BANGUI, 22 mars 2003 (AFP) - 17h10 - "Ici, on a trouvé des chaises, des bureaux et des climatiseurs" : Casimir Kossekpa, commandant de police du 5ème arrondissement de Bangui, s'active depuis l'aube au quartier Ben-Zvi 2 à récupérer les biens pillés lors du coup d'Etat du 15 mars.
Devant la maison de ce quartier populaire du centre de la capitale centrafricaine où le butin a été saisi, les policiers entassent calmement sur l'allée en terre battue le fruit de leur perquisition, insensibles aux hurlements de la propriétaire.
"Vous nous avez dénoncés", lance en langue nationale sango la femme à ses voisins attroupés. Si c'est comme ça, on va tous vous trahir aussi!"
"Depuis ce matin, on mène des perquisitions dans toutes les maisons", commente le commandant Kossekpa, qui a rapidement repris son service à l'appel du nouvel homme fort de Bangui, le général François Bozizé.
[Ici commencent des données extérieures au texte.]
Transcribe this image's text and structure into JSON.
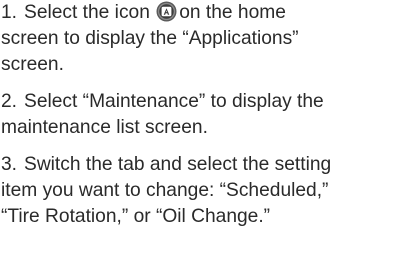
{
  "steps": [
    {
      "number": "1.",
      "line1_before_icon": "Select the icon",
      "line1_after_icon": "on the home",
      "line2": "screen to display the “Applications”",
      "line3": "screen.",
      "icon": "applications-icon"
    },
    {
      "number": "2.",
      "line1": "Select “Maintenance” to display the",
      "line2": "maintenance list screen."
    },
    {
      "number": "3.",
      "line1": "Switch the tab and select the setting",
      "line2": "item you want to change: “Scheduled,”",
      "line3": "“Tire Rotation,” or “Oil Change.”"
    }
  ],
  "colors": {
    "text": "#2a2a2a",
    "icon_ring": "#3c3c3c",
    "icon_fill": "#5a5a5a"
  }
}
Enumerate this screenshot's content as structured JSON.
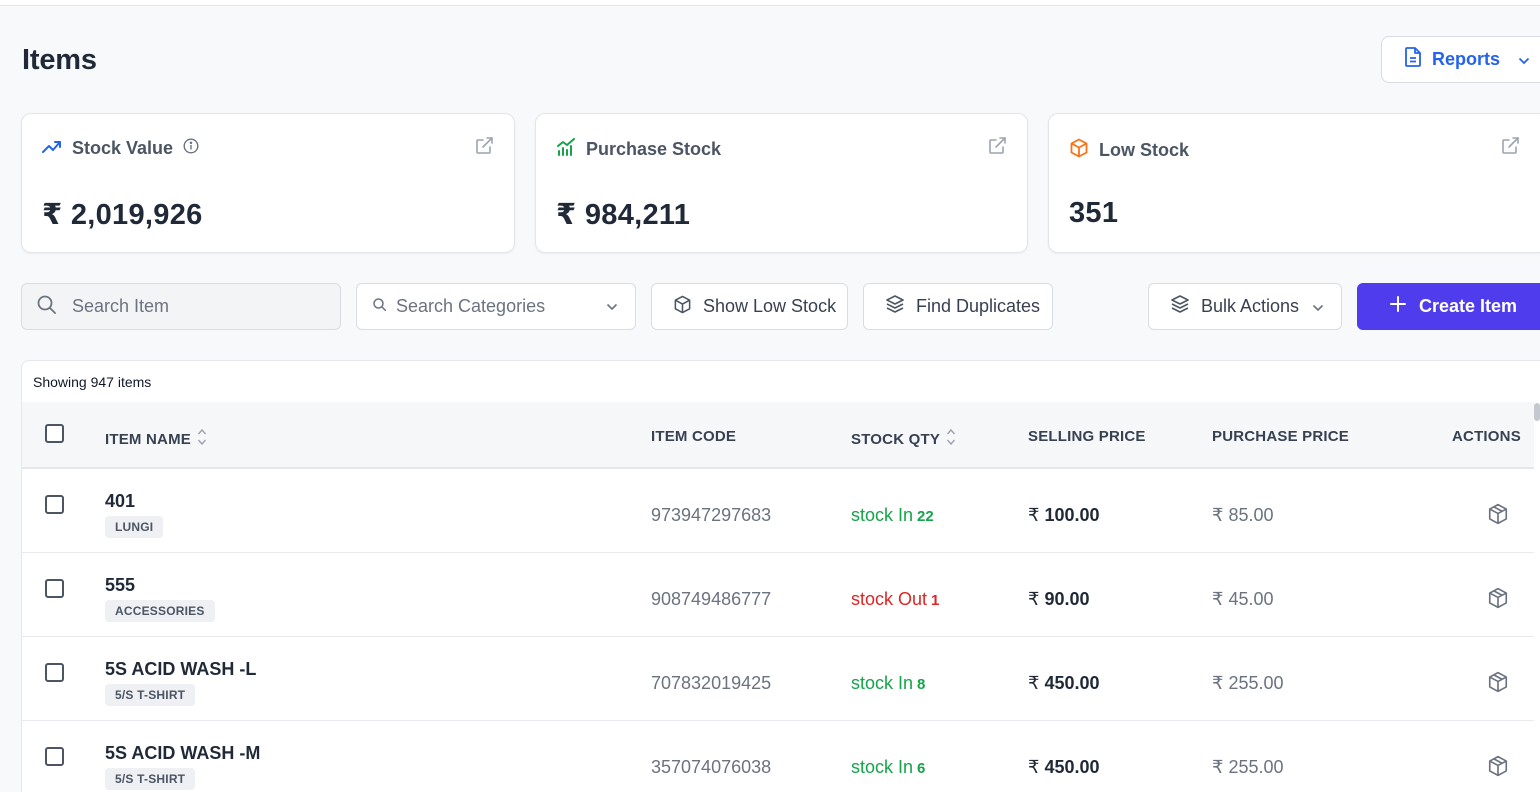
{
  "page": {
    "title": "Items"
  },
  "reports": {
    "label": "Reports"
  },
  "cards": {
    "stock_value": {
      "label": "Stock Value",
      "value": "₹ 2,019,926"
    },
    "purchase_stock": {
      "label": "Purchase Stock",
      "value": "₹ 984,211"
    },
    "low_stock": {
      "label": "Low Stock",
      "value": "351"
    }
  },
  "toolbar": {
    "search_item_placeholder": "Search Item",
    "search_categories_placeholder": "Search Categories",
    "show_low_stock": "Show Low Stock",
    "find_duplicates": "Find Duplicates",
    "bulk_actions": "Bulk Actions",
    "create_item": "Create Item"
  },
  "table": {
    "showing": "Showing 947 items",
    "headers": {
      "item_name": "ITEM NAME",
      "item_code": "ITEM CODE",
      "stock_qty": "STOCK QTY",
      "selling_price": "SELLING PRICE",
      "purchase_price": "PURCHASE PRICE",
      "actions": "ACTIONS"
    },
    "currency": "₹",
    "rows": [
      {
        "name": "401",
        "category": "LUNGI",
        "code": "973947297683",
        "stock_label": "stock In",
        "qty": "22",
        "status": "in",
        "selling": "100.00",
        "purchase": "85.00"
      },
      {
        "name": "555",
        "category": "ACCESSORIES",
        "code": "908749486777",
        "stock_label": "stock Out",
        "qty": "1",
        "status": "out",
        "selling": "90.00",
        "purchase": "45.00"
      },
      {
        "name": "5S ACID WASH -L",
        "category": "5/S T-SHIRT",
        "code": "707832019425",
        "stock_label": "stock In",
        "qty": "8",
        "status": "in",
        "selling": "450.00",
        "purchase": "255.00"
      },
      {
        "name": "5S ACID WASH -M",
        "category": "5/S T-SHIRT",
        "code": "357074076038",
        "stock_label": "stock In",
        "qty": "6",
        "status": "in",
        "selling": "450.00",
        "purchase": "255.00"
      }
    ]
  },
  "colors": {
    "accent": "#4f3ded",
    "link_blue": "#2563eb",
    "stock_in": "#16a34a",
    "stock_out": "#dc2626",
    "low_stock_orange": "#f97316"
  },
  "icons": {
    "reports": "document-icon",
    "stock_value": "trending-up-icon",
    "purchase_stock": "bar-chart-icon",
    "low_stock": "box-icon",
    "external": "external-link-icon",
    "row_action": "box-icon"
  }
}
"On demande au propriétaire de présenter sa pièce d'identité et de nous accompagner à l'intérieur. Ensuite on fouille toutes les chambres, sous les lits, dans les placards. S'il résiste, on a reçu des instructions pour employer la force", poursuit le policier.
Samedi, la scène s'est reproduite à l'identique dans tous les quartiers de Bangui où se sont déployés des centaines de policiers et militaires, appuyés par la force de paix de la Communauté économique et monétaire d'Afrique centrale (Cémac).
Objectif: récupérer le fruit des pillages et vols effrénés auxquels s'est livrée la population pendant le coup d'Etat, samedi et dimanche dernier.
Villas de dignitaires du régime déchu ou d'expatriés européens, commerces, entreprises, administrations et ministères, rien n'a été épargné.
Le commandant Kossekpa et ses hommes déposent ce qu'ils trouvent au bord de l'avenue longeant Ben-Zvi 2.
Le tout est ensuite chargé dans des camions militaires remplis jusqu'à la bâche et conduit dans l'enceinte de l'Assemblée nationale pour inventaire, avant que les propriétaires ne viennent se manifester.
Une vingtaine de véhicules volés sont garés dans le parkings du Parlement, dissout par le général Bozizé dès son arrivée au pouvoir, et où s'affairent policiers, gendarmes, pompiers, militaires locaux et étrangers.
Le porche du bâtiment officiel est encombré d'un bric-à-brac hétéroclite: chaînes hi-fi, pneus, moteurs de camions, armoires de bureau métalliques, ordinateurs, livres scolaires, brochures de lutte anti-sida, climatiseurs, sièges en tous genres, sacs de farine vides des locaux du Programme alimentaire mondial (PAM).
Le nouveau pouvoir avait averti jeudi que tout pilleur serait "désormais traité comme un objectif militaire", c'est à dire exécuté sur le champ.
Mais, contrairement aux jours précédents, la procédure observée samedi est plus bon-enfant. "On emporte les biens mais on laisse les gens. Sauf ceux qui ont des armes, on les remet aux autorités", explique le commandant de police.
"Moi je trouve qu'ils devraient prendre des mesures plus draconiennes. C'est pas normal de piller les administrations", commente Jean-François Malé, un enseignant qui réside à Ben-Zvi 2.
Sur les avenues de la capitale, les bérets rouges tchadiens, venus à Bangui en renfort, arrêtent bus et mobylettes: présentation des papiers, fouille des coffres et des poches, salut militaire et bonne route. Pas de racket.
Soudain, un groupe se forme autour d'un camion militaire tchadien. Deux soldats y conduisent un jeune homme torse nu qu'ils viennent de déposséder d'un fusil kalachnikov.
Il est mis à terre, frappé à coups de pied par l'officier, copieusement fouetté, et embarqué.